University of Pennsylvania Professor Yoram Wind, an expert hired by MillerCoors to study the impact of the Bud Light advertisements on consumers, noted that most of his study participants who saw an ad believed both that Miller Lite and Coors Light use corn syrup in the brewing process and that there is corn syrup in the Miller Lite and Coors Light you drink.

Did Bud Light intentionally mislead consumers by making truthful statements? The court has said the strongest argument made by MillerCoors is that the record shows Anheuser-Busch “was both aware of and intended to exploit consumer concerns about corn syrup (and high fructose corn syrup in particular).

Any such confusion appears to have been stoked thanks to comments made by senior Anheuser-Busch staffers. Andy Goeler, head of marketing for Bud Light, said in discussing the ad campaign that “consumers generally don’t differentiate between high fructose corn syrup and corn syrup, and that it is a major triggering point in choosing brands to purchase.” Another senior Anheuser-Busch official, the lawsuit states, said beer drinkers don’t want to “put[] something like corn syrup, if they had a choice, into their body.”

Those comments are undoubtedly disingenuous, a defect the Bud Light ad itself also suffers from. After all, other beers, ciders, and beverages produced by Anheuser-Busch do, in fact, contain corn syrup.

There’s little doubt Bud Light is capitalizing on consumers’ growing aversion to HFCS. But is that against the law? Why shouldn’t Bud Light use truthful statements to mock its competitors if it so chooses? Sure, the cans of Miller Lite and Coors Light your dad buys contain neither HFCS nor corn syrup. But they’re both brewed with the latter. That is factually true. Was the Lanham Act really intended to prohibit literally true statements, to punish those companies that make such statements, and to protect companies that feel victimized by the truth? I think not.

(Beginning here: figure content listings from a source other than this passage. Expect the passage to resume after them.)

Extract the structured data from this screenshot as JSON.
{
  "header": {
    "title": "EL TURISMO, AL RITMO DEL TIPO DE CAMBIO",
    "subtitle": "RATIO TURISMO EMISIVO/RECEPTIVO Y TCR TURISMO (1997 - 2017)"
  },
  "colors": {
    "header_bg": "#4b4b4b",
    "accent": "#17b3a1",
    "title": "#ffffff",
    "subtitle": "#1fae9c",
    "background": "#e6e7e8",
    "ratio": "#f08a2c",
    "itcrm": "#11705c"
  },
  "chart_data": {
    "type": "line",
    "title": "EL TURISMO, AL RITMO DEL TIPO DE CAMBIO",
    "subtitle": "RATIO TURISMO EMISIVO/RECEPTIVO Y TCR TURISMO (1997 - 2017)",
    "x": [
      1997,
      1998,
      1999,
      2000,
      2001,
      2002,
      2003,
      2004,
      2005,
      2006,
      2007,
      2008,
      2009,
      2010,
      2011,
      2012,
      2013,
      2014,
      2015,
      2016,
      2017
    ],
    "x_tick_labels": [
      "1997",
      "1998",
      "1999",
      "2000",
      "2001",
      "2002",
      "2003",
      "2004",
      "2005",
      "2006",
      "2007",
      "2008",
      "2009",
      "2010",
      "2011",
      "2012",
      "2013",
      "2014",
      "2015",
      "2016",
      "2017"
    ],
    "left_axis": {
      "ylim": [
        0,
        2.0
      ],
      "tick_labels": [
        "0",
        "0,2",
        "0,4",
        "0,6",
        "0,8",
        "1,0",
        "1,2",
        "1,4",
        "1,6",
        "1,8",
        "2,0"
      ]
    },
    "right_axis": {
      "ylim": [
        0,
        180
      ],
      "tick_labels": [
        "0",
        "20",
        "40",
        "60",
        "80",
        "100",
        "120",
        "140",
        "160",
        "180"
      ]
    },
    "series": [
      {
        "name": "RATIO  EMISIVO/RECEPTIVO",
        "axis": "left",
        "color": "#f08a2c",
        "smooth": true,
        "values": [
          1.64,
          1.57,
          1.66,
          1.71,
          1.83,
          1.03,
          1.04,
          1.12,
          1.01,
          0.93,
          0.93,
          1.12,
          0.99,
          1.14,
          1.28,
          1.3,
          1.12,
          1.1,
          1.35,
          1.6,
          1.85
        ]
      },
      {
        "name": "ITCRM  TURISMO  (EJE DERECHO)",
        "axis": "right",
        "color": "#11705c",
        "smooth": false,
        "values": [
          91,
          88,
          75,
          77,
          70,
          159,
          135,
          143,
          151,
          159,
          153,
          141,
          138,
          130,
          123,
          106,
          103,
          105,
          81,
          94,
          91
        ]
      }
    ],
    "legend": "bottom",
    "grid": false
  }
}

That’s why this case borders on the preposterous. If anything, MillerCoors should direct its ire (if not its attorneys) at the senior Anheuser-Busch employees who may or may not have disparaged Miller Lite and Coors Light. Better still, MillerCoors should take its fight with Bud Light to the court of public opinion. Instead of complaining about Bud Light’s ads, MillerCoors should respond with a campaign of its own. Hopefully, they’ll see the lite.